Markets Uncertain Ahead of First Warsh FOMC
Wednesday’s First Warsh FOMC meeting will be pivotal for markets, not because there is an expected change of policy. It’s the first meeting to be presided over by a new Fed chair in eight years and could bring important shifts in how the central bank communicates with markets. For that reason, traders are bracing for a potentially volatile aftermath and a shift in direction of the dollar and gold.
The consensus is near-universal that the FOMC will keep rates unchanged. The issue is what the committee signals for the rate path for the rest of the year. Going into the meeting, futures are pricing in around 60% odds that the Fed will hike by the end of the year.
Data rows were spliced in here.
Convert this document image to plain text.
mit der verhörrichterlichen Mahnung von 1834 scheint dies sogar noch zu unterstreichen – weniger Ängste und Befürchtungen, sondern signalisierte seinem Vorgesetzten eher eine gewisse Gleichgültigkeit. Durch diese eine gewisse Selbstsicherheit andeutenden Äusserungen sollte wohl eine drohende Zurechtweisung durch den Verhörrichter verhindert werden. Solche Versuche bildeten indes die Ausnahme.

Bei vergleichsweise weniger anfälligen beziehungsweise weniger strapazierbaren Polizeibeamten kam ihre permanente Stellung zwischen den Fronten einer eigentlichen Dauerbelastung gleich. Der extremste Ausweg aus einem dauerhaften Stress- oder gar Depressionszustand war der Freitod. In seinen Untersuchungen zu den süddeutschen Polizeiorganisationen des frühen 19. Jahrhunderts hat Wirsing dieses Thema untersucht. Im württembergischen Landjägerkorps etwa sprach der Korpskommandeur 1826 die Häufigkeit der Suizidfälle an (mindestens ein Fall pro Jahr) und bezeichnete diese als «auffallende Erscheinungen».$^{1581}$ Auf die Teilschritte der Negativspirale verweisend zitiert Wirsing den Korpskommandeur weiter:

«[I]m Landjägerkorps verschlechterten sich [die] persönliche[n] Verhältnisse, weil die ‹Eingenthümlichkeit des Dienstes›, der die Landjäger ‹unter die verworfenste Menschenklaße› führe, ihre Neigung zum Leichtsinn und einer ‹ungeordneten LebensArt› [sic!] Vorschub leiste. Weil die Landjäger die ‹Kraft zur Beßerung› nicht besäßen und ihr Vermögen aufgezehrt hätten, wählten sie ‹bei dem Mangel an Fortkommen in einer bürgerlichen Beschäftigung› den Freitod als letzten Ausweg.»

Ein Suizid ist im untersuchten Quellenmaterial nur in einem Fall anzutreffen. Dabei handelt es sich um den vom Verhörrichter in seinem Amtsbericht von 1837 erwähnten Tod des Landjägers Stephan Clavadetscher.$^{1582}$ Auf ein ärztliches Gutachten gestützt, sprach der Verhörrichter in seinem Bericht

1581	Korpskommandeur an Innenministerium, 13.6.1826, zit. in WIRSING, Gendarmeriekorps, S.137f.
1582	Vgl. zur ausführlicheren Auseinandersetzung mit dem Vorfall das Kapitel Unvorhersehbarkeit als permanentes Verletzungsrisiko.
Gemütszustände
But those chances are falling since the tentative deal to end hostilities in the Middle East and reopen the Strait of Hormuz. FOMC officials will have to decide on several key policy matters with this major issue still uncertain, and that could lead to some hedging in the FOMC statement.
The Fed’s Hormuz Problem
There is plenty of data to support a push for raising rates. Three months of solid job growth have meant the focus is now fully on inflation. And last week, inflation rose to a three-year high, driven primarily by higher energy prices. The core rate ticked up, suggesting that some of those higher energy costs are being passed through to the broader economy. Other central banks have hiked to pre-empt a rise in inflation. The last time there was a major energy crisis, the Fed was roundly criticised for saying increasing consumer prices were “temporary”.
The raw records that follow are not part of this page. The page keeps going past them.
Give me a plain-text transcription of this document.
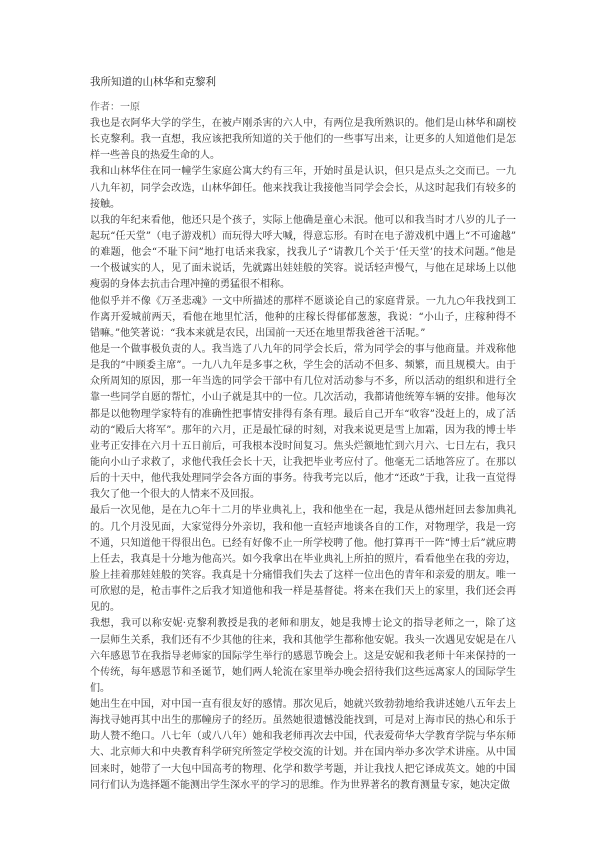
我所知道的山林华和克黎利
作者：一原
我也是衣阿华大学的学生，在被卢刚杀害的六人中，有两位是我所熟识的。他们是山林华和副校
长克黎利。我一直想，我应该把我所知道的关于他们的一些事写出来，让更多的人知道他们是怎
样一些善良的热爱生命的人。
我和山林华住在同一幢学生家庭公寓大约有三年，开始时虽是认识，但只是点头之交而已。一九
八九年初，同学会改选，山林华卸任。他来找我让我接他当同学会会长，从这时起我们有较多的
接触。
以我的年纪来看他，他还只是个孩子，实际上他确是童心未泯。他可以和我当时才八岁的儿子一
起玩“任天堂”（电子游戏机）而玩得大呼大喊，得意忘形。有时在电子游戏机中遇上“不可逾越”
的难题，他会“不耻下问”地打电话来我家，找我儿子“请教几个关于‘任天堂’的技术问题。”他是
一个极诚实的人，见了面未说话，先就露出娃娃般的笑容。说话轻声慢气，与他在足球场上以他
瘦弱的身体去抗击合理冲撞的勇猛很不相称。
他似乎并不像《万圣悲魂》一文中所描述的那样不愿谈论自己的家庭背景。一九九○年我找到工
作离开爱城前两天，看他在地里忙活，他种的庄稼长得郁郁葱葱，我说：“小山子，庄稼种得不
错嘛。”他笑著说：“我本来就是农民，出国前一天还在地里帮我爸爸干活呢。”
他是一个做事极负责的人。我当选了八九年的同学会长后，常为同学会的事与他商量。并戏称他
是我的“中顾委主席”。一九八九年是多事之秋，学生会的活动不但多、频繁，而且规模大。由于
众所周知的原因，那一年当选的同学会干部中有几位对活动参与不多，所以活动的组织和进行全
靠一些同学自愿的帮忙，小山子就是其中的一位。几次活动，我都请他统筹车辆的安排。他每次
都是以他物理学家特有的准确性把事情安排得有条有理。最后自己开车“收容”没赶上的，成了活
动的“殿后大将军”。那年的六月，正是最忙碌的时刻，对我来说更是雪上加霜，因为我的博士毕
业考正安排在六月十五日前后，可我根本没时间复习。焦头烂额地忙到六月六、七日左右，我只
能向小山子求救了，求他代我任会长十天，让我把毕业考应付了。他毫无二话地答应了。在那以
后的十天中，他代我处理同学会各方面的事务。待我考完以后，他才“还政”于我，让我一直觉得
我欠了他一个很大的人情来不及回报。
最后一次见他，是在九○年十二月的毕业典礼上，我和他坐在一起，我是从德州赶回去参加典礼
的。几个月没见面，大家觉得分外亲切，我和他一直轻声地谈各自的工作，对物理学，我是一窍
不通，只知道他干得很出色。已经有好像不止一所学校聘了他。他打算再干一阵“博士后”就应聘
上任去，我真是十分地为他高兴。如今我拿出在毕业典礼上所拍的照片，看看他坐在我的旁边，
脸上挂着那娃娃般的笑容。我真是十分痛惜我们失去了这样一位出色的青年和亲爱的朋友。唯一
可欣慰的是，枪击事件之后我才知道他和我一样是基督徒。将来在我们天上的家里，我们还会再
见的。
我想，我可以称安妮·克黎利教授是我的老师和朋友，她是我博士论文的指导老师之一，除了这
一层师生关系，我们还有不少其他的往来，我和其他学生都称他安妮。我头一次遇见安妮是在八
六年感恩节在我指导老师家的国际学生举行的感恩节晚会上。这是安妮和我老师十年来保持的一
个传统，每年感恩节和圣诞节，她们两人轮流在家里举办晚会招待我们这些远离家人的国际学生
们。
她出生在中国，对中国一直有很友好的感情。那次见后，她就兴致勃勃地给我讲述她八五年去上
海找寻她再其中出生的那幢房子的经历。虽然她很遗憾没能找到，可是对上海市民的热心和乐于
助人赞不绝口。八七年（或八八年）她和我老师再次去中国，代表爱荷华大学教育学院与华东师
大、北京师大和中央教育科学研究所签定学校交流的计划。并在国内举办多次学术讲座。从中国
回来时，她带了一大包中国高考的物理、化学和数学考题，并让我找人把它译成英文。她的中国
同行们认为选择题不能测出学生深水平的学习的思维。作为世界著名的教育测量专家，她决定做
However, it might be true that this time around the effect is temporary, if crude prices drop back to where they were in February before the war started. Back then, the Fed itself was predicting a rate cut this year. So, if the Fed signals more hawkishness at this meeting and then crude prices drop just two days later as the Strait of Hormuz opens, it could be seen as a bad decision.
Reducing Forward Guidance
To complicate matters, Warsh is known for wanting to shift the Fed’s focus away from detailed forward projections toward a more data-driven approach. He’s harshly criticised the dot-plot matrix, which is due for an update at the upcoming meeting. The last time it was released in March, it showed projections for one rate cut. The question is whether the dot plot will be updated to show no rate cuts, or whether Warsh will largely discount it.
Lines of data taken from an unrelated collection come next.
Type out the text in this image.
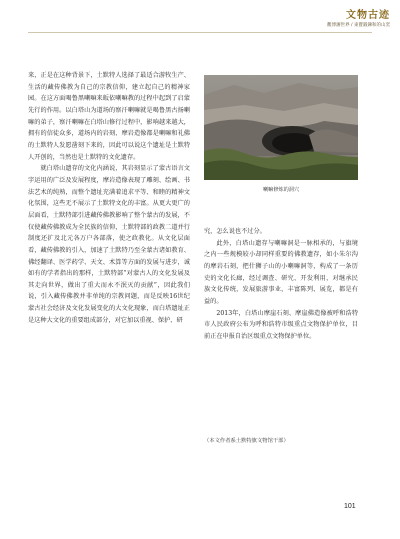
文物古迹
觀博瀋世界 / 東寶鍛鍊和的山窯

来，正是在这种背景下，土默特人选择了最适合游牧生产、生活的藏传佛教为自己的宗教信仰，建立起自己的精神家园。在这方面喝鲁黑喇嘛来皈依喇嘛教的过程中起到了启蒙先行的作用。以白塔山为道场的察汗喇嘛就是喝鲁黑古扬喇嘛的弟子，察汗喇嘛在白塔山修行过程中，影响越来越大，拥有的信徒众多，道场内的岩刻、摩岩造像都是喇嘛和礼佛的土默特人发愿凿刻下来的，因此可以说这个遗址是土默特人开创的，当然也是土默特的文化遗存。

就白塔山遗存的文化内涵说，其岩刻显示了蒙古语言文字运用的广泛及发展程度，摩岩造像表现了雕刻、绘画、书法艺术的纯熟，而整个遗址充满着追求平等、和睦的精神文化氛围，这些无不展示了土默特文化的丰富。从更大更广的层面看，土默特部引进藏传佛教影响了整个蒙古的发展，不仅使藏传佛教成为全民族的信仰，土默特部的政教二道并行制度还扩及北元各万户各部落，使之政教化。从文化层面看，藏传佛教的引入，加速了土默特乃至全蒙古诸如教育、佛经翻译、医学药学、天文、术算等方面的发展与进步，诚如有的学者指出的那样，土默特部“对蒙古人的文化发展及其走向世界，做出了重大而永不泯灭的贡献”，因此我们说，引入藏传佛教并非单纯的宗教问题，而是反映16世纪蒙古社会经济及文化发展变化的大文化现象，而白塔遗址正是这种大文化的重要组成部分，对它加以重视、保护、研

喇嘛修炼的洞穴

究，怎么说也不过分。

此外，白塔山遗存与喇嘛洞是一脉相承的，与旗境之内一些规模较小却同样重要的佛教遗存，如小朱尔沟的摩岩石刻，把什狮子山的小喇嘛洞等，构成了一条历史的文化长廊，经过调查、研究、开发利用，对继承民族文化传统，发展旅游事业，丰富陈列、展览，都是有益的。

2013年，白塔山摩崖石刻、摩崖佛造像被呼和浩特市人民政府公布为呼和浩特市级重点文物保护单位，目前正在申报自治区级重点文物保护单位。

（本文作者系土默特旗文物馆干部）
101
Markets will also be paying close attention to the Chair’s tone during the press conference. Appointed by Trump, Warsh is expected to be dovish, but he has also made harsh comments about inflation and largely ignored the jobs market. This suggests he could come across as more hawkish than the market is anticipating.
The Key Language Points
The last meeting had an extraordinary number of dissents over the language in the FOMC policy statement. At the time, the statement left an easing bias despite rising inflation. The market widely anticipates that the Fed will shift that bias to neutral. Not doing so will be seen as very dovish in the current circumstances.
Markets are likely to fluctuate quite a bit in the aftermath of the meeting as they compare Warsh’s comments with Powell’s and try to accommodate for the difference in language choice. However, the main takeaway is likely to be whether Warsh puts the emphasis on the economy (which will be seen as dovish) or inflation (seen as hawkish).